In Breve
- Quali sono i nuovi aiuti previsti per l'Ucraina?
- L'UE sta pianificando prestiti per 90 miliardi di euro per il periodo 2026-2027.
- Qual è la priorità dei ministri della Difesa europei?
- La difesa aerea è stata identificata come la priorità assoluta.
- Cosa si discute riguardo agli attivi russi congelati?
- Quattro Paesi membri propongono di utilizzare attivi russi congelati, un tema controverso.
L’Unione Europea è attivamente impegnata nella definizione di nuovi aiuti per l’Ucraina, mirando a sostenere sia gli aspetti militari che quelli finanziari in risposta all’escalation del conflitto in corso. In un contesto considerato particolarmente delicato, le capitali europee sono chiamate a garantire finanziamenti rapidi e continui. I Ventisette Stati membri hanno pianificato prestiti per un totale di 90 miliardi di euro per il periodo 2026-2027, di cui finora sono stati versati solo 8,5 miliardi.

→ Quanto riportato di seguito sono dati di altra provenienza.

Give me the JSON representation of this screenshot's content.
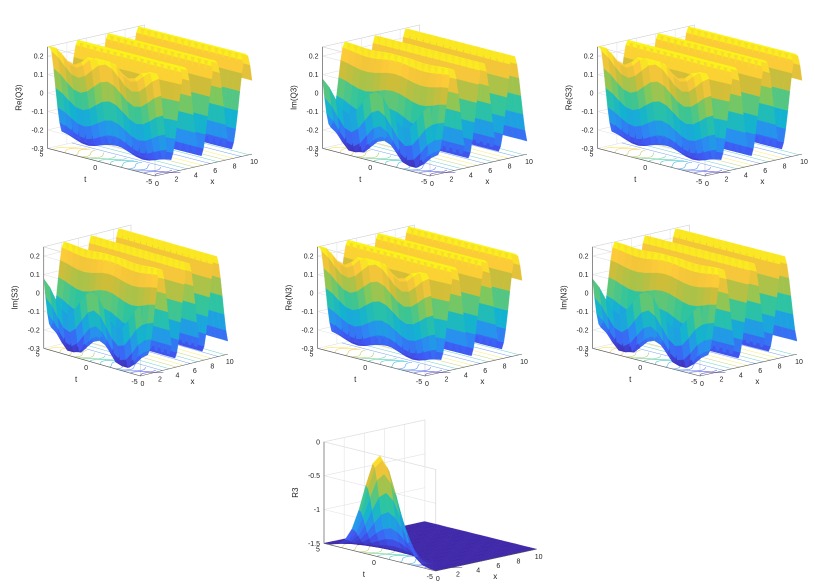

Le preoccupazioni riguardano la potenziale insufficienza delle risorse, specialmente considerando che partner esterni come Regno Unito e Canada non hanno ancora confermato i contributi necessari per raggiungere un totale previsto di circa 130 miliardi di euro. Sul piano operativo, i ministri della Difesa, riuniti informalmente in Irlanda, hanno identificato la difesa aerea come una priorità assoluta. Kaja Kallas, premier estone, ha sottolineato che “ogni forma di sostegno che offriamo all’Ucraina rafforza la sicurezza europea” e ha annunciato la creazione di “un gruppo di lavoro di alto livello” per affrontare le lacune nella difesa europea.
In merito alle risorse, quattro Paesi membri (Spagna, Polonia, Svezia e Paesi Bassi) hanno rilanciato l’idea, controversa e attualmente prematura per molti diplomatici, di utilizzare attivi russi congelati. Questo tema potrebbe riemergere nelle fasi finali delle trattative sul bilancio dell’UE per il periodo 2028-2034. La portavoce della Commissione europea ha confermato che l’esecutivo rimane concentrato sull’attuazione del piano di aiuti, mentre il commissario agli Affari economici, Valdis Dombrovskis, ha esortato i partner internazionali a incrementare i contributi per garantire la copertura finanziaria degli impegni assunti.
Tra gli strumenti in discussione c’è il Fondo europeo per la Pace (EPF), che dispone di risorse pari a 6,6 miliardi di euro. L’utilizzo di questo fondo era stato in passato bloccato dal veto ungherese, ma ora è oggetto di negoziazione dopo il recente cambio di governo a Budapest. La ministra della Difesa irlandese ha espresso fiducia in un accordo imminente. Tuttavia, resta il rischio che le pressioni finanziarie legate all’Ucraina possano complicare le future trattative tra i Paesi membri riguardo al bilancio comunitario.